Se trata de la víbora de lanza dorada (Bothrops insularis), que es endémica de la isla de Queimada Grande, también conocida como Isla de las Cobras, una porción de tierra de 430.000 metros cuadrados que se desprendió del continente hace ya once mil años.

Desde entonces las serpientes han reinado en el enclave, donde se calcula que hay entre 2.000 y 4.000 ejemplares. La falta de mamíferos en la isla obligó a estos reptiles a aprender a trepar por los árboles para alcanzar las aves migratorias que aquí toman reposo.

Inicialmente las aves escapaban de las serpientes que las mordían, pero estas fueron desarrollando un veneno cada vez más letal a fin de hacerse más fácilmente con sus presas.

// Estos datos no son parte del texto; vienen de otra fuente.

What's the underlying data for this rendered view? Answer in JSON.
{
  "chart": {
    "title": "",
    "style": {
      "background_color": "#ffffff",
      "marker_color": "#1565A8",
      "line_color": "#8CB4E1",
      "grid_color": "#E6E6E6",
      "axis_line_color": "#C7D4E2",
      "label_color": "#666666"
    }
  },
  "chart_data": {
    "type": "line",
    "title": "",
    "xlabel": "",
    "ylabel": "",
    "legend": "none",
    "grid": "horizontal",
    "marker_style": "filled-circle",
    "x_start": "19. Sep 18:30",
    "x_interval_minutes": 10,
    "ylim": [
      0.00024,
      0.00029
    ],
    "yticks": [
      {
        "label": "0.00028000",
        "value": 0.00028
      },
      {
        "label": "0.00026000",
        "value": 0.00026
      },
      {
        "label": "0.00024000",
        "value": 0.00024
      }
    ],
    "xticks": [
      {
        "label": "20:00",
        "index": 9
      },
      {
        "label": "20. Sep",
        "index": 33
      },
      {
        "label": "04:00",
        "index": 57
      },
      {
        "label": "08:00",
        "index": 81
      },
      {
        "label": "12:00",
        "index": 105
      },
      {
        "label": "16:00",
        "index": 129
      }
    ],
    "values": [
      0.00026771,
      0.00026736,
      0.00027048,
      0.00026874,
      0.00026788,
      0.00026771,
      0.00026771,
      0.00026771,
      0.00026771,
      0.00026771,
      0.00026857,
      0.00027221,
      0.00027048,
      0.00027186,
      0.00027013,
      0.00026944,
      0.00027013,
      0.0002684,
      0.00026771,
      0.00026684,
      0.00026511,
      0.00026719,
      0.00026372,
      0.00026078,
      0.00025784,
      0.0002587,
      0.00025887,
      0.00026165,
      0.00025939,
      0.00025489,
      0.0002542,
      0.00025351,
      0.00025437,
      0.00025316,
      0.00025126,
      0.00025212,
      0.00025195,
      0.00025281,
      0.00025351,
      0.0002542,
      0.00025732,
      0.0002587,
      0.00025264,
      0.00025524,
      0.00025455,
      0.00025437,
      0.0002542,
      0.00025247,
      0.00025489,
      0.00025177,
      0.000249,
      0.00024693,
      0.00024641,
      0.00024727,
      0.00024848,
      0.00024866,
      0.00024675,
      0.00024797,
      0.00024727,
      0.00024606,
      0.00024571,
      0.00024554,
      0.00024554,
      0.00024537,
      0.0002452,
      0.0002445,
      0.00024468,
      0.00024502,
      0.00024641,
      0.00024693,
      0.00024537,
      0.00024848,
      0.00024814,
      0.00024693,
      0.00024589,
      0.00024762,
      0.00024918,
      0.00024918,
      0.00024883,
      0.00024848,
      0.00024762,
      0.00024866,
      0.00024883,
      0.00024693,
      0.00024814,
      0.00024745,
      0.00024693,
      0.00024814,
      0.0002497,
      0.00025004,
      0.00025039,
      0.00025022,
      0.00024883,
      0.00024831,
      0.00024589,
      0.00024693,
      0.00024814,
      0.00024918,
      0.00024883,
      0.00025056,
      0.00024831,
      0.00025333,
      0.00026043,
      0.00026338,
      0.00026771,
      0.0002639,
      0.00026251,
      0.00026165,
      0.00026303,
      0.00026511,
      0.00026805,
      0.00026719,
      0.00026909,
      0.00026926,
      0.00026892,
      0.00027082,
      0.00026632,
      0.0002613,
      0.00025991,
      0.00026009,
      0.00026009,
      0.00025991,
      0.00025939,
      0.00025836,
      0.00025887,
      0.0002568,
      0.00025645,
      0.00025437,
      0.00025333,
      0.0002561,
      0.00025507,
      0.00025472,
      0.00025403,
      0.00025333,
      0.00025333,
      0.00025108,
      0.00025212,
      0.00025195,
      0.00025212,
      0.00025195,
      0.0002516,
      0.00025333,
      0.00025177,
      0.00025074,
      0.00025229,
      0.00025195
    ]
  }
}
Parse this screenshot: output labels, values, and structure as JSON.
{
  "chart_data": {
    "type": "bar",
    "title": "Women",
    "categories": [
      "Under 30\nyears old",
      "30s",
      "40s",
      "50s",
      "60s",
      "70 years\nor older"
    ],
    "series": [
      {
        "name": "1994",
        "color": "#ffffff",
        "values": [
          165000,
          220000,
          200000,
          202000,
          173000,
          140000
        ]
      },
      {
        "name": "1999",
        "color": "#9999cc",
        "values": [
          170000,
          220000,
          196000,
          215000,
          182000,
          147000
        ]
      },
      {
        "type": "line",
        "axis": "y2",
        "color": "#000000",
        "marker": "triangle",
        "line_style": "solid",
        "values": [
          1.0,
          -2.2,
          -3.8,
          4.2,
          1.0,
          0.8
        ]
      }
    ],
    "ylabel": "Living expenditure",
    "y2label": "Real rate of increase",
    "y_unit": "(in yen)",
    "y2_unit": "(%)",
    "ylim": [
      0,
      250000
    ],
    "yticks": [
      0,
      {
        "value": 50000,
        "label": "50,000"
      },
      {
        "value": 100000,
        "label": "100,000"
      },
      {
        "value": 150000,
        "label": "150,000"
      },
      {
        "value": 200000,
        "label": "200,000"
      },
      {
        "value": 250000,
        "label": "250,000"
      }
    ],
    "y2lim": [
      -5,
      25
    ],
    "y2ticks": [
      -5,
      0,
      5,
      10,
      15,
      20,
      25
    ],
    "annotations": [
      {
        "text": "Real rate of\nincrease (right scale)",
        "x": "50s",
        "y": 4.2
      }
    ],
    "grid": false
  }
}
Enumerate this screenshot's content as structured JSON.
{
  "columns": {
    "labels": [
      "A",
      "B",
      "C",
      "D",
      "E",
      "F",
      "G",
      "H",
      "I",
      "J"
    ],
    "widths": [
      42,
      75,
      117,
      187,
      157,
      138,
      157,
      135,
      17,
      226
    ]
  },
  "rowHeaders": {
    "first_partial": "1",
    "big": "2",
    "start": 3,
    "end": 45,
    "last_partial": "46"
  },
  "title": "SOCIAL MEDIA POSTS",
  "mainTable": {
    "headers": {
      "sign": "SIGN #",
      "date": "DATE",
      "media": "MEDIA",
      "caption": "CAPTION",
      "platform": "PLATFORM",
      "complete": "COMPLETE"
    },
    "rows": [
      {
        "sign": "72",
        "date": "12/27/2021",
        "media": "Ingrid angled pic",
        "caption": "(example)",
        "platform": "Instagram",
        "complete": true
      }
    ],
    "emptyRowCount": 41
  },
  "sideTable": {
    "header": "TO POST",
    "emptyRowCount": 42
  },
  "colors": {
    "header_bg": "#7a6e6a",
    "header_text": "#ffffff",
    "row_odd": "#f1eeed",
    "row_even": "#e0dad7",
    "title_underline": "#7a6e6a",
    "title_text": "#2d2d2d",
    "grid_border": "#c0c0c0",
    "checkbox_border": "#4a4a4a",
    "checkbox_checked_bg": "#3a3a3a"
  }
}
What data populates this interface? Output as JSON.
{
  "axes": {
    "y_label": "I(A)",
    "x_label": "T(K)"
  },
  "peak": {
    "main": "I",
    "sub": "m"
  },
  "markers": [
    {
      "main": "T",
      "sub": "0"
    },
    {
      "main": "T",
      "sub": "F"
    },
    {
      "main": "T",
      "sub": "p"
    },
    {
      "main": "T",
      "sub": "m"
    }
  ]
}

De hecho, el veneno actual es cinco veces más fuerte que el de otros vipéridos, una de las familias de serpientes más venenosas.

La substancia que secreta esta especie es capaz de derretir la carne humana casi al instante, provoca la necrosis de los tejidos afectados, insuficiencia renal y hemorragias cerebrales e intestinales. Las proteínas que lo integran se usan para fabricar medicamentos para la hipertensión, algunas enfermedades coronarias y coágulos de sangre, lo que denota su especial potencial.

Por ello viajar a este paraíso de clima y paisajes puede convertirse en una pesadilla plagada de estas víboras, cuya familia es la causante del 90% de las muertes por picadura de serpiente en Brasil.

Además, pese a que estas víboras no consiguen ver del todo bien, poseen la "foseta loreal", un orificio a cada lado de la cabeza entre el ojo y el orificio nasal, muy sensible a las variaciones de temperatura, que les sirve para detectar las presas de sangre caliente que hay a su alrededor.